Y algo influiría, me pongo en lo peor, el hecho de que el hinojo sea hermafrodita.
El virus se ha convertido en el epílogo de la belle époque francesa, que ha querido resistir ante la fealdad del tiempo presente, aunque ha pagado el precio de transformarse en su peor caricatura, como esos mausoleos-restaurantes tan exornados de heráldica que sorprende que la becada no tenga dos cabezas.
La primera vez que visité La Tour d´Argent, un templo del servicio no menos importante que su vecina catedral de Nôtre Dame (pero menos ahumado), aún ejercía su magisterio con mano dúctil y férrea, sirope y angostura, el ilustre Claude Terrail. Allí pude asistir al fusilamiento, primero con la mirada y luego de palabra, al que condenó a un camarero que había olvidado servir el pain d´épices que acompañaba a los quesos. Y se me enfrió la comida, pasmado de admiración por aquel ballet digno de Diaghilev en el que, en mesas de hasta ocho comensales y sin mediar palabra, un pulpo de brazos levantaba al unísono las deslumbrantes campanas que cobijaban los platos. Más tarde le pregunté cómo había conseguido reunir un grupo con tan envidiable formación. ”La formación se la doy yo; esto no se aprende en las escuelas de hostelería. La mayor parte de mis camareros han sido “valets” en mansiones exquisitas”, y chasqueó la lengua.
Francia, exceptuando los periodos de guerra, ha vivido siempre en la opulencia. Aún no es extraño ver en el tapete de los Campos Elíseos, próximos al Arco del Triunfo, cientos de perros paseando a sus uniformados mayordomos.
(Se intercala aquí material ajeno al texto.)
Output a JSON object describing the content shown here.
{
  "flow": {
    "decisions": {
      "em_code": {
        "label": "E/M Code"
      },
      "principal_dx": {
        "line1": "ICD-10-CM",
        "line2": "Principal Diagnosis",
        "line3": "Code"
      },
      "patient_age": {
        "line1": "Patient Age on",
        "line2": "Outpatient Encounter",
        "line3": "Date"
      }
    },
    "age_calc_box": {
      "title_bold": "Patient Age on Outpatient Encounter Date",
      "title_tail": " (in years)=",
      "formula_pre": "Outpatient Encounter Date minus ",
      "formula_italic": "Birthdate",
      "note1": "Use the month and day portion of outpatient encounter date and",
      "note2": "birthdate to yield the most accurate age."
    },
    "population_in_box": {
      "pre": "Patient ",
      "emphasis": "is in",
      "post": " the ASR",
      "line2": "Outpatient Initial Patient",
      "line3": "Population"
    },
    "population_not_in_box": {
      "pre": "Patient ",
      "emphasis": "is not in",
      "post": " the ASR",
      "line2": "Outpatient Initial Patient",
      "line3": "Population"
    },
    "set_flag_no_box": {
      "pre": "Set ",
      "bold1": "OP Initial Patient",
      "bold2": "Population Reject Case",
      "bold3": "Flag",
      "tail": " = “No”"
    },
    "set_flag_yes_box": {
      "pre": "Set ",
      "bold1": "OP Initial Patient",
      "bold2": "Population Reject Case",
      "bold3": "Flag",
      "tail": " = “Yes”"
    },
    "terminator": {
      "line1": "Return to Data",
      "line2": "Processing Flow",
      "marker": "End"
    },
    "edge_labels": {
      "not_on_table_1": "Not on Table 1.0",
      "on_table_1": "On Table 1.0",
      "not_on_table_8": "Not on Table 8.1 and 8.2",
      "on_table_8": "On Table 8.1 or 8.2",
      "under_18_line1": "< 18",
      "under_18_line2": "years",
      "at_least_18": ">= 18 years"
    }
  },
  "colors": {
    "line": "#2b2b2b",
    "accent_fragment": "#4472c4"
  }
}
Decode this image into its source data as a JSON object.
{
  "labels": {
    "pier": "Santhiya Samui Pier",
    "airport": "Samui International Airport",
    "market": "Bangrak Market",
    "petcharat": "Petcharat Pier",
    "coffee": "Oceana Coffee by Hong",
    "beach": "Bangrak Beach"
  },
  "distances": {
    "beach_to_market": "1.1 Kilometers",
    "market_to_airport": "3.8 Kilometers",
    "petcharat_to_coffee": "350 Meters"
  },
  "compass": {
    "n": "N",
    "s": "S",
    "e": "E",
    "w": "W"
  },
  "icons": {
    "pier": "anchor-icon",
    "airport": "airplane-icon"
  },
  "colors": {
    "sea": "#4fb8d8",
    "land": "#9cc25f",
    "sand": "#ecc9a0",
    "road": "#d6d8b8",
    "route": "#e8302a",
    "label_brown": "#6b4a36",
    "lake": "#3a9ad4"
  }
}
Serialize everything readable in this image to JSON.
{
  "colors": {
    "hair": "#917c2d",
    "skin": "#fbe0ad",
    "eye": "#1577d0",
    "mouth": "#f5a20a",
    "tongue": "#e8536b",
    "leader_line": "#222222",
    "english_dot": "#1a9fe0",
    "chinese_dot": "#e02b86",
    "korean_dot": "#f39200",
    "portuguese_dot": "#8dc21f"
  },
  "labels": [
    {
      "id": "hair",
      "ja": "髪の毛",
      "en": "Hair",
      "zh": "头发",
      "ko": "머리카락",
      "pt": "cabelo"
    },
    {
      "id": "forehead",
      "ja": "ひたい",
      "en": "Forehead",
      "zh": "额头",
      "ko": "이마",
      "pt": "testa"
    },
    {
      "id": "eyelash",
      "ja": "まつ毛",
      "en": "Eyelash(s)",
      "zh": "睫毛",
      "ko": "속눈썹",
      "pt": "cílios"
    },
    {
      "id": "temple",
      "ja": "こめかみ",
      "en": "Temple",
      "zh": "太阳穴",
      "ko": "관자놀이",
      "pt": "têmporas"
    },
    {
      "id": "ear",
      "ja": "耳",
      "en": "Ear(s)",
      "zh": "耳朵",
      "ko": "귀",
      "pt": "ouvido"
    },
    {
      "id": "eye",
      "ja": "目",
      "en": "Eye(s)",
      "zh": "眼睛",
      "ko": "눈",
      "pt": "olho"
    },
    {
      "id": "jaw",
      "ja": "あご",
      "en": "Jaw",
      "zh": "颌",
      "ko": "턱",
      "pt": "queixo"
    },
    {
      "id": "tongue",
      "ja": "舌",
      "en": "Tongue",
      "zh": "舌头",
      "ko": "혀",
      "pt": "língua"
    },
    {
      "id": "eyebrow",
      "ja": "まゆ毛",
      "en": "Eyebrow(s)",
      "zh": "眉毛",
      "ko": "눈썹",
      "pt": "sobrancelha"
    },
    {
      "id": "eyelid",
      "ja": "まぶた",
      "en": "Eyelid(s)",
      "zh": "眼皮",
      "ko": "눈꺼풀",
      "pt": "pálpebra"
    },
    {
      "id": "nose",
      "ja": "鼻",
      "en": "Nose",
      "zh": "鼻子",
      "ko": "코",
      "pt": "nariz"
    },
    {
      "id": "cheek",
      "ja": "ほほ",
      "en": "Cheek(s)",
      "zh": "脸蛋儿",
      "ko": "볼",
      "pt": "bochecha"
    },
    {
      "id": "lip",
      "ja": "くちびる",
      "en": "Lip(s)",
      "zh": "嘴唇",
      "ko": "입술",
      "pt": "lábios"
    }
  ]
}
Hoy, comprada con petrodólares (y puede que traspasada a un emporio de ojos rasgados), la plateada Torre se entrega a los excesos que reclaman los turistas de tarjeta platino, a los que se les ofrece un espectáculo tan lujoso y caro como desabrido. Puede que aún preparen el numerado pato a la sangre, pero estoy seguro de que, si alguno de aquellos viejos leones con mandil todavía se mueve entre las mesas, esbozará una sonrisa a medio camino entre la nostalgia y el cinismo.
Y me consta que algunas noches, al llegar a su casa, se servirá un fondo de calvados hors d´âge, robado, en un vaso de duralex, con el que brindar contra la pared del comedor.